As usual, the Wall Street Journal was most explicit: “The saving grace of 9/11 was the demonstration of American courage and resilience… But the country also united for a time in political purpose... If another attack comes, perhaps with bioweapons that kill like Covid-19, would we have the same resolve and resilience? History suggests that we are going to find out.”

In other words, the time will come when another murky and unexplained incident may be used to radically alter the framework of American politics. The tools of aggressive war and dictatorial infringements on constitutional rights implemented as part of the “war on terror” will prove useful to American capitalism in the future.

The endless talk of “unity” comes as the United States is more divided by class than at any point in postwar history. The financial oligarchy has used the COVID-19 pandemic to vastly enrich itself, while workers have been forced to work in unsafe conditions, subjected to mass death and economic dislocation. Seeing itself beset by political opposition, the US ruling class seeks “unity” by banishing criticism or examination, no matter how minor, of its past crimes.
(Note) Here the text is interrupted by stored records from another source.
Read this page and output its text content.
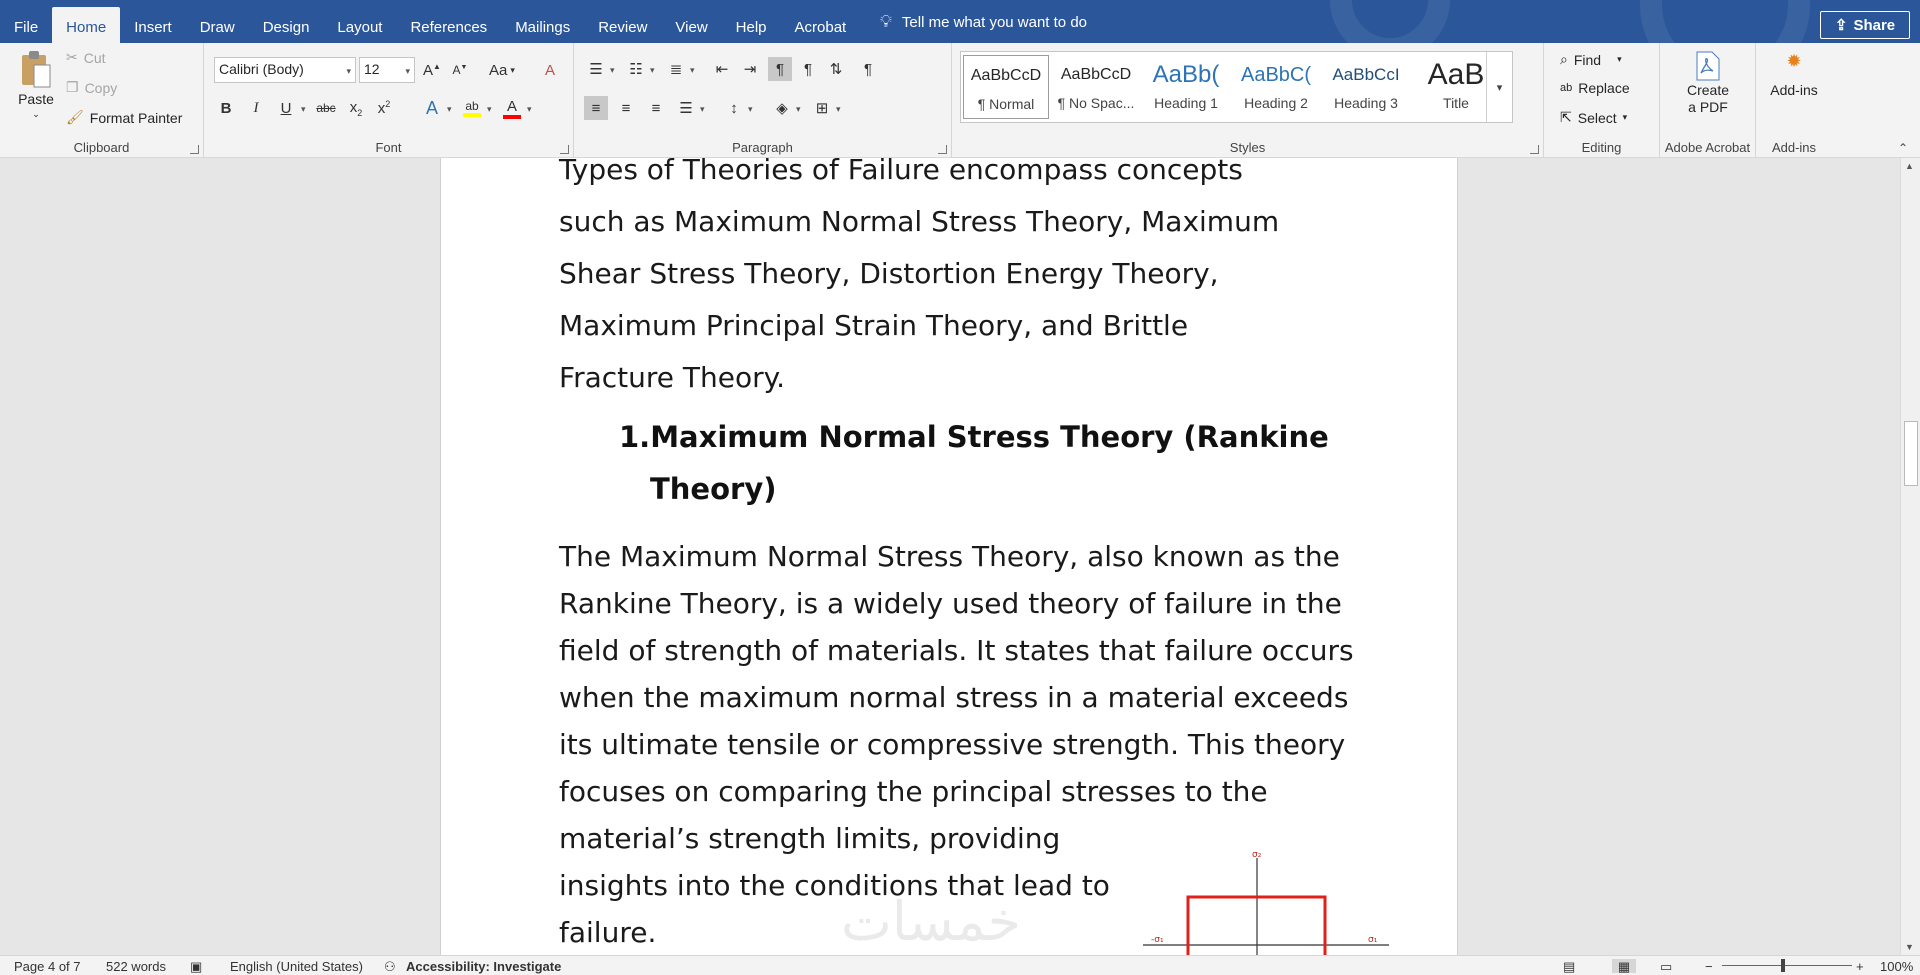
File	Home	Insert	Draw	Design	Layout	References	Mailings	Review	View	Help	Acrobat	💡︎ Tell me what you want to do	⇪ Share
Paste
⌄
✂ Cut
❐ Copy
🖌︎ Format Painter
Clipboard
Calibri (Body)	▾ 12	▾ A▲ A▼ Aa ▾ A
B I U ▾ abc $x_2$ $x^2$ A ▾ ab ▾ A ▾
Font
☰ ▾ ☷ ▾ ≣ ▾ ⇤ ⇥ ¶ ¶ ⇅ ¶
≡ ≡ ≡ ☰ ▾ ↕ ▾ ◈ ▾ ⊞ ▾
Paragraph
AaBbCcD
¶ Normal
AaBbCcD
¶ No Spac...
AaBb(
Heading 1
AaBbC(
Heading 2
AaBbCcI
Heading 3
AaB
Title
▾
Styles
⌕ Find ▾
ab Replace
⇱ Select ▾
Editing
Create
a PDF
Adobe Acrobat
✹
Add-ins
Add-ins	⌃
Types of Theories of Failure encompass concepts
such as Maximum Normal Stress Theory, Maximum
Shear Stress Theory, Distortion Energy Theory,
Maximum Principal Strain Theory, and Brittle
Fracture Theory.
1.Maximum Normal Stress Theory (Rankine
Theory)
The Maximum Normal Stress Theory, also known as the
Rankine Theory, is a widely used theory of failure in the
field of strength of materials. It states that failure occurs
when the maximum normal stress in a material exceeds
its ultimate tensile or compressive strength. This theory
focuses on comparing the principal stresses to the
material’s strength limits, providing
insights into the conditions that lead to
failure.	خمسات
σ₂
σ₁
-σ₁
▲
▼
Page 4 of 7 522 words ▣ English (United States) ⚇ Accessibility: Investigate	▤	▦	▭	−	+ 100%
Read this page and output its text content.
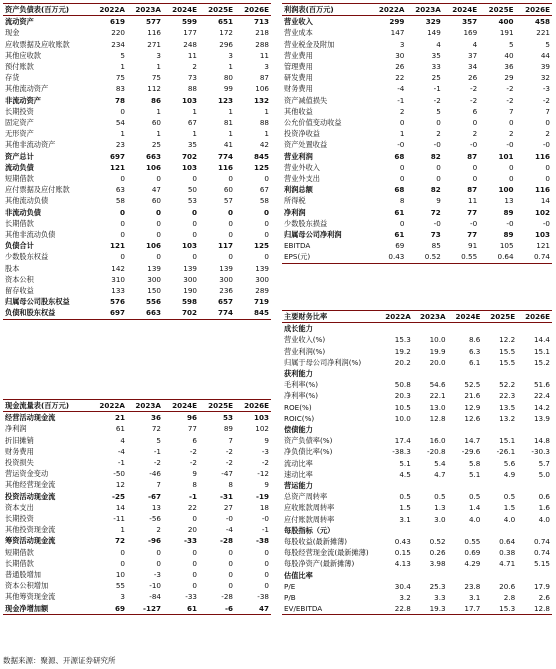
资产负债表(百万元)	2022A	2023A	2024E	2025E	2026E
流动资产	619	577	599	651	713
现金	220	116	177	172	218
应收票据及应收账款	234	271	248	296	288
其他应收款	5	3	11	3	11
预付账款	1	1	2	1	3
存货	75	75	73	80	87
其他流动资产	83	112	88	99	106
非流动资产	78	86	103	123	132
长期投资	0	1	1	1	1
固定资产	54	60	67	81	88
无形资产	1	1	1	1	1
其他非流动资产	23	25	35	41	42
资产总计	697	663	702	774	845
流动负债	121	106	103	116	125
短期借款	0	0	0	0	0
应付票据及应付账款	63	47	50	60	67
其他流动负债	58	60	53	57	58
非流动负债	0	0	0	0	0
长期借款	0	0	0	0	0
其他非流动负债	0	0	0	0	0
负债合计	121	106	103	117	125
少数股东权益	0	0	0	0	0
股本	142	139	139	139	139
资本公积	310	300	300	300	300
留存收益	133	150	190	236	289
归属母公司股东权益	576	556	598	657	719
负债和股东权益	697	663	702	774	845
利润表(百万元)	2022A	2023A	2024E	2025E	2026E
营业收入	299	329	357	400	458
营业成本	147	149	169	191	221
营业税金及附加	3	4	4	5	5
营业费用	30	35	37	40	44
管理费用	26	33	34	36	39
研发费用	22	25	26	29	32
财务费用	-4	-1	-2	-2	-3
资产减值损失	-1	-2	-2	-2	-2
其他收益	2	5	6	7	7
公允价值变动收益	0	0	0	0	0
投资净收益	1	2	2	2	2
资产处置收益	-0	-0	-0	-0	-0
营业利润	68	82	87	101	116
营业外收入	0	0	0	0	0
营业外支出	0	0	0	0	0
利润总额	68	82	87	100	116
所得税	8	9	11	13	14
净利润	61	72	77	89	102
少数股东损益	0	-0	-0	-0	-0
归属母公司净利润	61	73	77	89	103
EBITDA	69	85	91	105	121
EPS(元)	0.43	0.52	0.55	0.64	0.74
主要财务比率	2022A	2023A	2024E	2025E	2026E
成长能力					
营业收入(%)	15.3	10.0	8.6	12.2	14.4
营业利润(%)	19.2	19.9	6.3	15.5	15.1
归属于母公司净利润(%)	20.2	20.0	6.1	15.5	15.2
获利能力					
毛利率(%)	50.8	54.6	52.5	52.2	51.6
净利率(%)	20.3	22.1	21.6	22.3	22.4
ROE(%)	10.5	13.0	12.9	13.5	14.2
ROIC(%)	10.0	12.8	12.6	13.2	13.9
偿债能力					
资产负债率(%)	17.4	16.0	14.7	15.1	14.8
净负债比率(%)	-38.3	-20.8	-29.6	-26.1	-30.3
流动比率	5.1	5.4	5.8	5.6	5.7
速动比率	4.5	4.7	5.1	4.9	5.0
营运能力					
总资产周转率	0.5	0.5	0.5	0.5	0.6
应收账款周转率	1.5	1.3	1.4	1.5	1.6
应付账款周转率	3.1	3.0	4.0	4.0	4.0
每股指标（元）					
每股收益(最新摊薄)	0.43	0.52	0.55	0.64	0.74
每股经营现金流(最新摊薄)	0.15	0.26	0.69	0.38	0.74
每股净资产(最新摊薄)	4.13	3.98	4.29	4.71	5.15
估值比率					
P/E	30.4	25.3	23.8	20.6	17.9
P/B	3.2	3.3	3.1	2.8	2.6
EV/EBITDA	22.8	19.3	17.7	15.3	12.8
现金流量表(百万元)	2022A	2023A	2024E	2025E	2026E
经营活动现金流	21	36	96	53	103
净利润	61	72	77	89	102
折旧摊销	4	5	6	7	9
财务费用	-4	-1	-2	-2	-3
投资损失	-1	-2	-2	-2	-2
营运资金变动	-50	-46	9	-47	-12
其他经营现金流	12	7	8	8	9
投资活动现金流	-25	-67	-1	-31	-19
资本支出	14	13	22	27	18
长期投资	-11	-56	0	-0	-0
其他投资现金流	1	2	20	-4	-1
筹资活动现金流	72	-96	-33	-28	-38
短期借款	0	0	0	0	0
长期借款	0	0	0	0	0
普通股增加	10	-3	0	0	0
资本公积增加	55	-10	0	0	0
其他筹资现金流	3	-84	-33	-28	-38
现金净增加额	69	-127	61	-6	47
数据来源：聚源、开源证券研究所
But no matter how the American media and political establishment attempts to circle the wagons, the crimes committed in the name of the “war on terror” will have massive consequences. They have torn the mask off American democracy and American capitalism, exposing it as a ruthless dictatorship of the financial oligarchy.

As the working class begins to enter into social struggle, they will more and more see their fight as being not just against individual employers, but against the social order that created the horrors of Guantanamo, Abu Ghraib and Fallujah.